Friday 21 July 2017

Amendment of section 44AE of Income Tax Act 1961 AY 2017-18

Amendment of section 44AE of Income Tax Act 1961 AY 2017-18



Existing provisions of section 44AD

The existing provisions of section 44AD of the Act, inter-alia, provides for a presumptive income scheme in case of eligible assesses (individuals, HUFs and firms excepting LLPs) carrying out eligible businesses. Under this scheme, in case of an eligible assessee engaged in eligible business having total turnover or gross receipts not exceeding 2 crore rupees in a previous year, a sum equal to 8% of the total turnover or gross receipts, or, as the case may be, a sum higher than the aforesaid sum declared by the assessee in his return of income, is deemed to be the profits and gains of such business chargeable to tax under the head "profits and gains of business or profession".

Proposed Amendment-lower presumptive profit rate of 6% on turnover realized in account payee cheque or DD or ECS on or before due date for filing ITR

In order to promote digital transactions and to encourage small unorganized business to accept digital payments, it is proposed to amend section 44AD of the Act by reducing the existing rate of deemed total income of 8% to 6% in respect of the amount of such total turnover or gross receipts received by an account payee cheque or account payee bank draft or use of electronic clearing system through a bank account during the previous year or before the due date specified in sub-section (1) of section 139 in respect of that previous year. 

In other words, if a credit sale is made then payment must be received by an account payee cheque or account payee bank draft or use of electronic clearing system through a bank account on or before the due date u/s 139(1) in order to qualify for the lower presumptive rate of 6%. However, the existing rate of deemed profit of 8% referred to in section 44AD of the Act, shall continue to apply in respect of total turnover or gross receipts received in any other mode. This amendment will take effect from 1st April, 2017 and will, accordingly, apply in relation to the assessment year 2017-18 and subsequent years.

This proposed amendment (proposed new proviso to section 44AD) gives effect to clarification in Press Release dated 19-12-2016 wherein it was clarified that "In order to achieve the Government's mission of moving towards a less cash economy and to incentivize small traders / businesses to proactively accept payments by digital means, it has been decided to reduce the existing rate of deemed profit of 8% under section 44AD of the Act to 6% in respect of the amount of total turnover or gross receipts received through banking channel / digital means for the financial year 2016-17."
So, it appears turnover/gross receipts received through banking channel /digital means other than those specified in proposed new proviso

Turnover or gross receipts received in cash/ other than an account payee cheque or account payee DD or ECS

First of all, minimum presumptive income of 8% has to be shown instead of 6% in respect of such turnover or gross receipts. Secondly provisions of proposed new section 269ST read with section 271D shall apply in addition if the transaction is effected on or after 01-04-2017. There is no exemption from proposed new section 269ST for section 44AD assesses unless Central Government notifies exemption under section 269ST. The Finance Bill, 2017 proposes to insert new section 269T relating to "Mode of undertaking transactions". Proposed new section 269T provides that no person shall receive an amount of three lakh rupees or more,—
(a)  in aggregate from a person in a day;
(b)  in respect of a single transaction; or
(c)  in respect of transactions relating to one event or occasion from a person,
otherwise than by an account payee cheque or account payee bank draft or electronic clearing system through a bank account.

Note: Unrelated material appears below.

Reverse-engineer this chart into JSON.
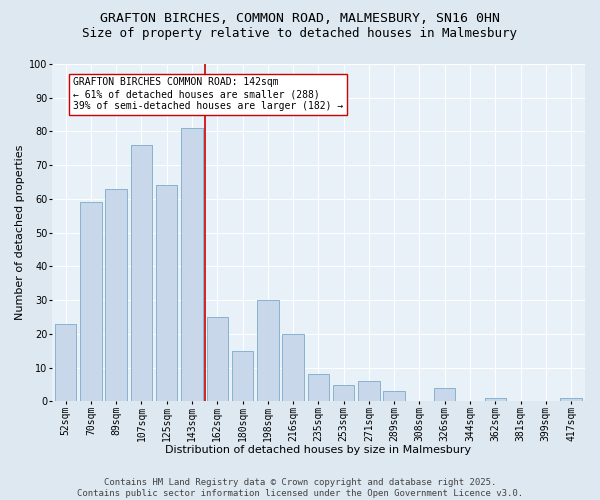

It is further proposed to provide that the said restriction shall not apply to Government, any banking company, post office savings bank or co-operative bank. Further, it is proposed that such other persons or class of persons or receipts may be notified by the Central Government, for reasons to be recorded in writing, on whom the proposed restriction on cash transactions shall not apply. Transactions of the nature referred to in section 269SS are proposed to be excluded from the scope of the said section. 

It is also proposed to insert new section 271DA in the Act to provide for levy of penalty on a person who receives a sum in contravention of the provisions of the proposed section 269ST. The penalty is proposed to be a sum equal to the amount of such receipt. The said penalty shall however not be levied if the person proves that there were good and sufficient reasons for such contravention. It is also proposed that any such penalty shall be levied by the Joint Commissioner. It is also proposed to consequentially amend the provisions of section 206C to omit the provision relating to tax collection at source at the rate of 1% of sale consideration on cash sale of jewellery exceeding five lakh rupees. These amendments will take effect from 1st April, 2017.

Note: Assesses availing presumptive scheme under section 44AD must keep in view the provisions of section 269ST as also provisions of section 206C(TCS) while accepting cash payments/advances from customers.